Ce matin, on dit “oui” à Andy, puisque c’est la chanson des Rita Mitsouko que nous mettons à l’affiche de Tubes N’Co. Et "Catherine Ringer chante les Rita Mitsouko”, c’est le titre d’un nouvel album live qui vient de paraître.

Les Rita Mitsouko en 1986
Les Rita Mitsouko en 1986 © Getty

Nous sommes en 1986, une année qui vit éclore les succès de Jeanne Mas, Stéphanie De Monaco et Jean–Luc Lahaye.  

Ce qui, en dehors du plaisir de la nostalgie, donne peut-être une idée de la désespérance. 

Et puis il y avait eux

Et puis il y avait elle. Dans ce personnage rare pour un tube français : la fille décidée à choper sans faire sa timide. 

La suite, vous la connaissez. Et peut-être que vous êtes déjà en train de la chanter parce que les paroles sont simples à retenir. 

En 1987, Catherine Ringer déclarait à Libération :  

En France, on se sent toujours coupables de chanter des trucs cons. Les Anglais, eux, ils ne se posent pas la question. Ils le font et c’est marre.  Donc on est allé à Londres pour être tranquilles”. 

A Londres, ils enregistrent avec Tony Visconti, producteur déjà culte de T-Rex et David Bowie. Ce qui vous pose un homme. 

Bon alors, ça vient la musique. Allez zou. Ou plutôt chou. 

Catherine Ringer raconte qu’Andy est né pendant qu’elle bricolait sur un clavier qui faisait “pouet”, je cite.  

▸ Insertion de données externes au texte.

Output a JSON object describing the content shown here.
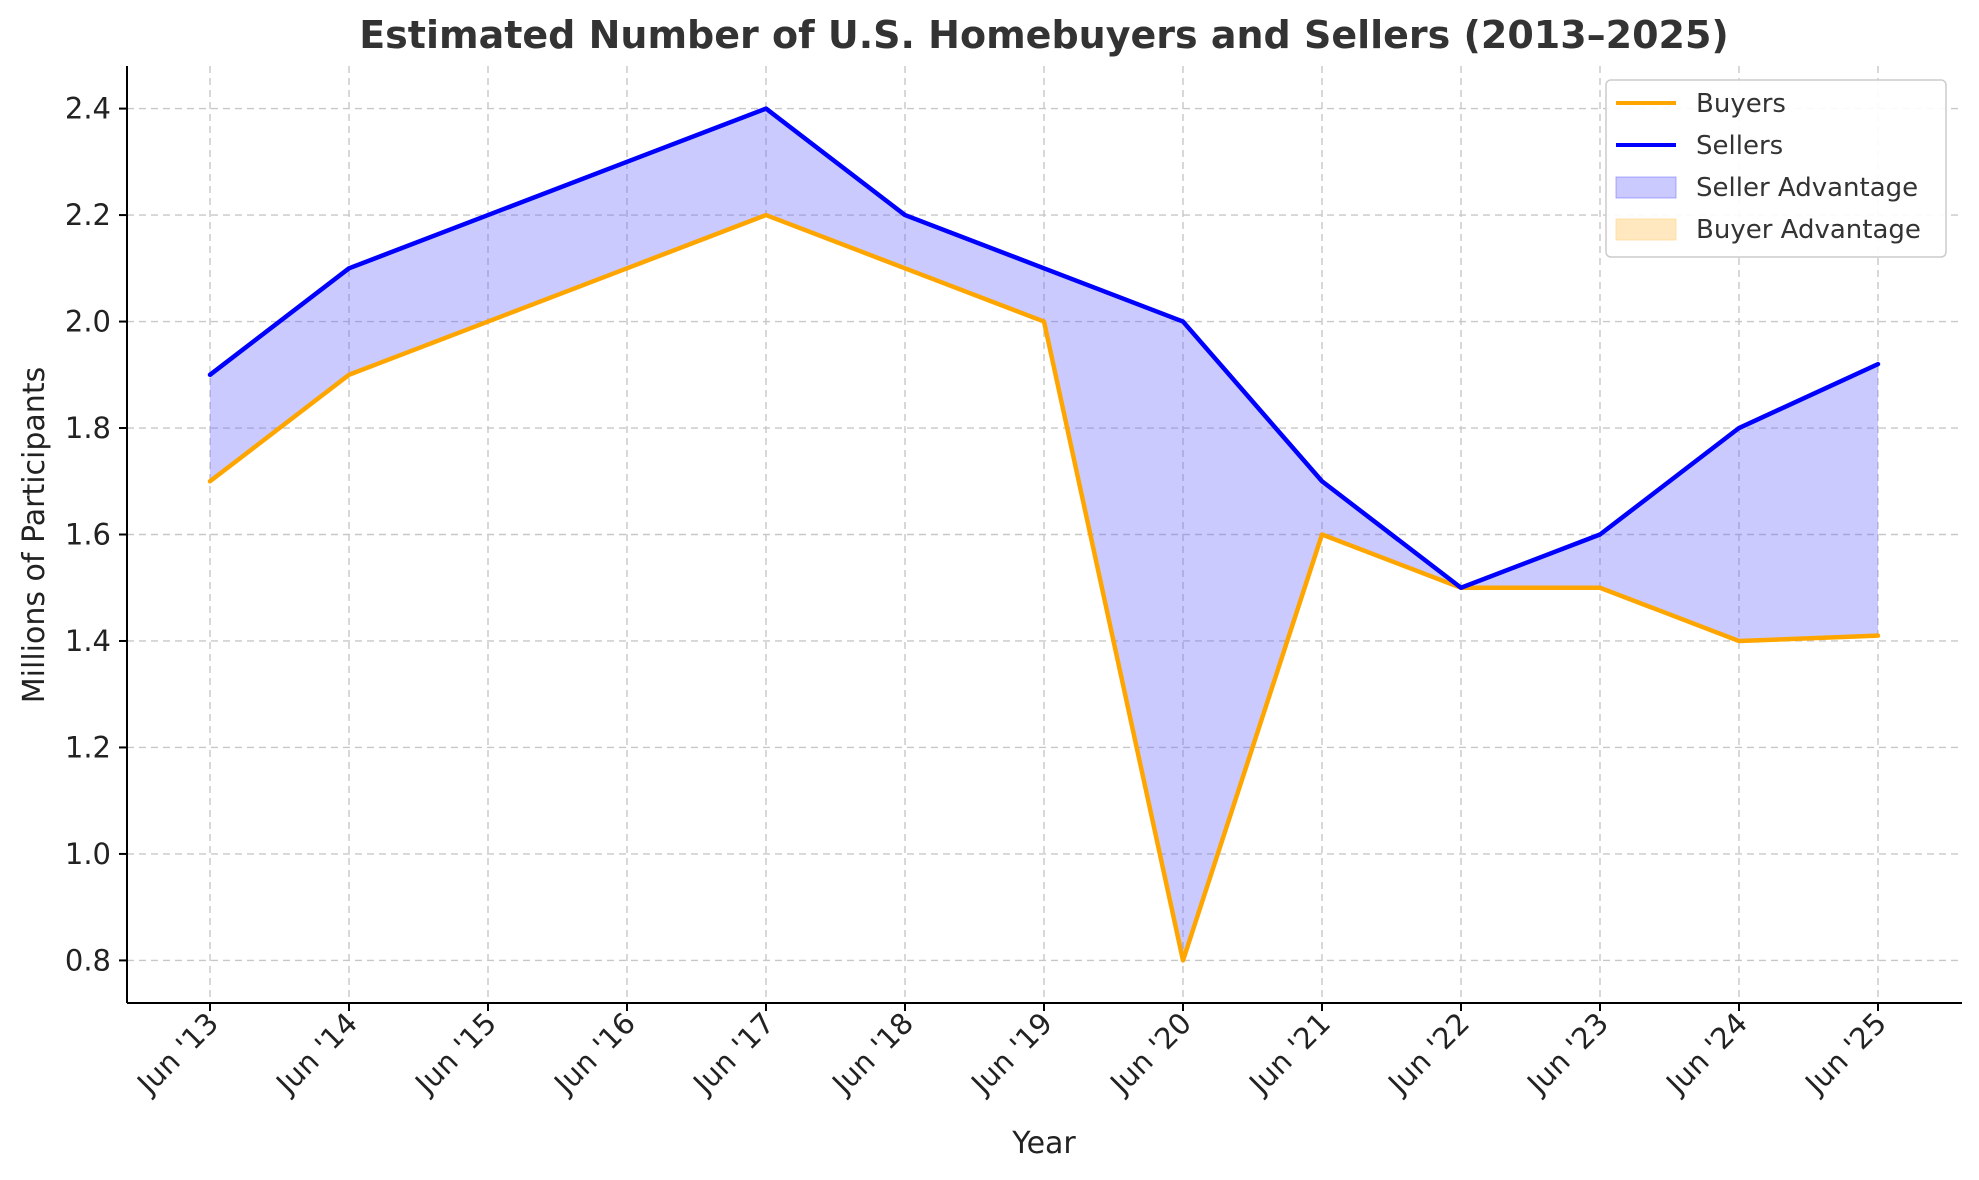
{
  "chart_data": {
    "type": "line",
    "title": "Estimated Number of U.S. Homebuyers and Sellers (2013–2025)",
    "xlabel": "Year",
    "ylabel": "Millions of Participants",
    "categories": [
      "Jun '13",
      "Jun '14",
      "Jun '15",
      "Jun '16",
      "Jun '17",
      "Jun '18",
      "Jun '19",
      "Jun '20",
      "Jun '21",
      "Jun '22",
      "Jun '23",
      "Jun '24",
      "Jun '25"
    ],
    "series": [
      {
        "name": "Buyers",
        "color": "#FFA500",
        "values": [
          1.7,
          1.9,
          2.0,
          2.1,
          2.2,
          2.1,
          2.0,
          0.8,
          1.6,
          1.5,
          1.5,
          1.4,
          1.41
        ]
      },
      {
        "name": "Sellers",
        "color": "#0000FF",
        "values": [
          1.9,
          2.1,
          2.2,
          2.3,
          2.4,
          2.2,
          2.1,
          2.0,
          1.7,
          1.5,
          1.6,
          1.8,
          1.92
        ]
      }
    ],
    "fills": [
      {
        "name": "Seller Advantage",
        "color": "#6666FF"
      },
      {
        "name": "Buyer Advantage",
        "color": "#FFD27F"
      }
    ],
    "ylim": [
      0.72,
      2.48
    ],
    "yticks": [
      "0.8",
      "1.0",
      "1.2",
      "1.4",
      "1.6",
      "1.8",
      "2.0",
      "2.2",
      "2.4"
    ],
    "grid": true,
    "legend_position": "top-right"
  }
}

C’est ça les Rita : la contribution de Tony Visconti, l’un des plus grands producteurs au monde. Et des pouet. 

Ça m’amusait”, dit Catherine. “Mais Fred ça l’énervait”. Poursuit–elle. “Alors j’ai commencé à crier à la machine” : “oui dis-moi oui ! ”. 

Et Fred a fini par sortir sa guitare pour jouer un rythme funky. 

Et puis plein d’autres sons, qui font mosaïque, qui font cohabiter le familier et l’expérimentation 

Du funk de toujours, mêlé à des synthés dernier cri, sans l’emphase de la technologie. Donc encore des pouet. 

Et puis il y a toutes les voix de Catherine Ringer. 

Et sa voix à lui. 

Et un synthé qui sonne comme une cloche 

Et encore un autre qui sonne comme des cuivres. 

Ça ne faisait pas qu’une mélodie mais un son à nul autre pareil : la touche Rita. Une bizarrerie pas poseuse

Et pour eux, l’image comptait autant que le son.  

Andy, c’est aussi un clip. Catherine Ringer qui se prend un seau d’eau en pleine face au début. Fred Chichin, avec ses pompes bicolores et sa tête de malin qui vend des montres.  

Le clip de Marcia Baïla fait partie de la collection du musée d’Art Moderne de New York. Celui d’Andy fut co-conçu par le même réalisateur : Philippe Gautier et eux.

Pour expérimenter encore, les Rita interprètent leurs chansons avec l’Orchestre Lamoureux. Ça se passe au théâtre des Champs Elysées à Paris, en janvier 2002. 

Et Andy prend une nouvelle allure, symphonique. Flamboyant, toujours.